Nel rilanciare la sua proposta, Letta non ha rinunciato a un po’ di retorica sostenendo che “dobbiamo allargare il peso dei giovani nella società”. Cioè? Nel 1975 era in carica il quarto governo Moro, un bicolore Dc-Pri, e difficilmente abbassò la maggiore età pensando di lucrarne vantaggi elettorali visto che la gioventù ribelle era piuttosto proiettata a sinistra come dimostrarono le elezioni del 1975 e 1976. La scelta fu oculata e saggia per adeguarsi a una società che cambiava velocemente mentre oggi le parole di Letta lasciano pensare a una “captatio benevolentiae” nei confronti dei ragazzi.
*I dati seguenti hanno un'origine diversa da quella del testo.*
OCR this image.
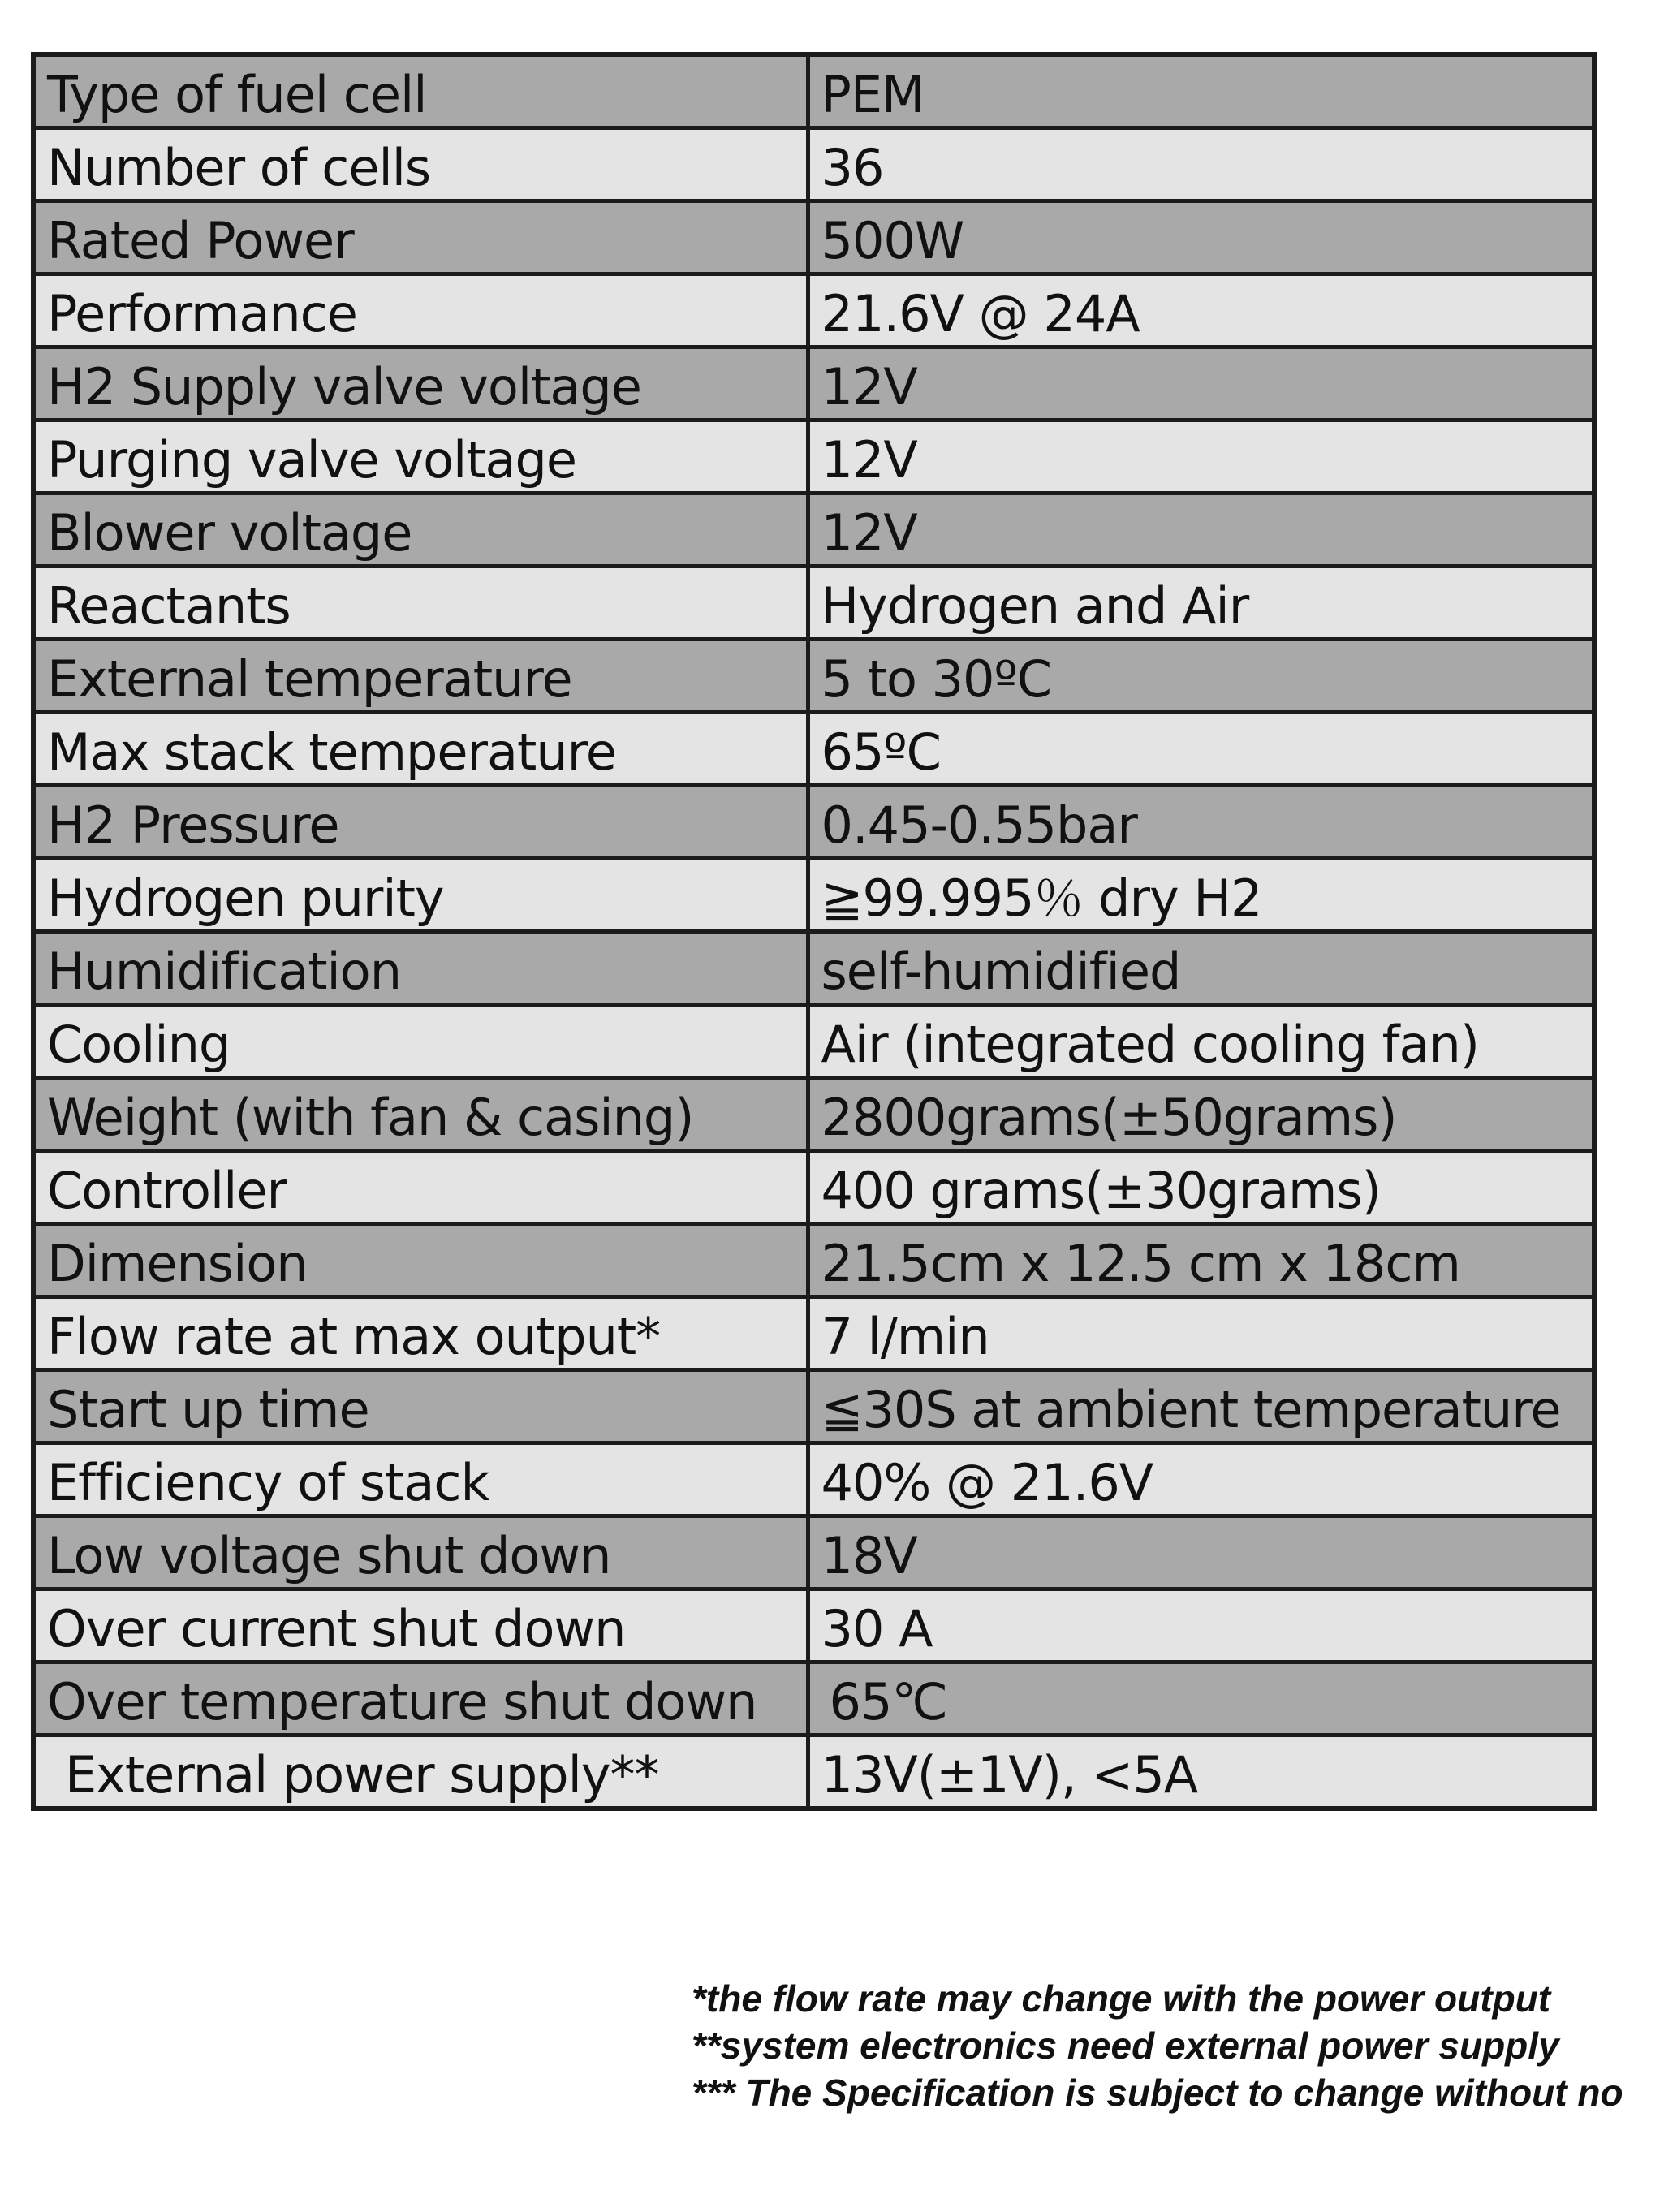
Type of fuel cell	PEM
Number of cells	36
Rated Power	500W
Performance	21.6V @ 24A
H2 Supply valve voltage	12V
Purging valve voltage	12V
Blower voltage	12V
Reactants	Hydrogen and Air
External temperature	5 to 30ºC
Max stack temperature	65ºC
H2 Pressure	0.45-0.55bar
Hydrogen purity	≧99.995％ dry H2
Humidification	self-humidified
Cooling	Air (integrated cooling fan)
Weight (with fan & casing)	2800grams(±50grams)
Controller	400 grams(±30grams)
Dimension	21.5cm x 12.5 cm x 18cm
Flow rate at max output*	7 l/min
Start up time	≦30S at ambient temperature
Efficiency of stack	40% @ 21.6V
Low voltage shut down	18V
Over current shut down	30 A
Over temperature shut down	65℃
External power supply**	13V(±1V), <5A
*the flow rate may change with the power output
**system electronics need external power supply
*** The Specification is subject to change without no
È un altro passaggio del discorso del nuovo segretario all’assemblea del Pd che invece va colto pensando in prospettiva ai ragazzi, quello sugli insegnanti: “Noi dobbiamo lavorare per far tornare gli insegnanti a pensare che il loro è il mestiere più bello del mondo. Però deve essere il mestiere più bello del mondo non come lo stiamo gestendo, ma dobbiamo dare l’idea che sia il mestiere più bello anche per i giovani”. Ha aggiunto che questi saranno al centro della sua azione perché “non possiamo essere tra gli ultimi Paesi nell’Unione europea per i giovani che concludono l’università”.
Nella scuola italiana c’è da anni un enorme problema di formazione che deriva dall’impreparazione di tanti insegnanti che danneggiano tutti quelli che invece danno l’anima per preparare al meglio i propri studenti. Migliorare la formazione degli insegnanti, restituire loro l’orgoglio del ruolo, consentire di nuovo la bocciatura nelle scuole medie anziché essere costretti a mandare avanti gli ignoranti, fornire di ogni mezzo la scuola farebbe sì che nel tempo i giovani delle superiori possano acquisire anche una mentalità e una maturità diverse. In quel caso, forse, tra parecchi anni, si potrebbe cominciare a ragionare sul voto ai sedicenni. Oggi il voto nelle urne bisogna guadagnarselo diversamente.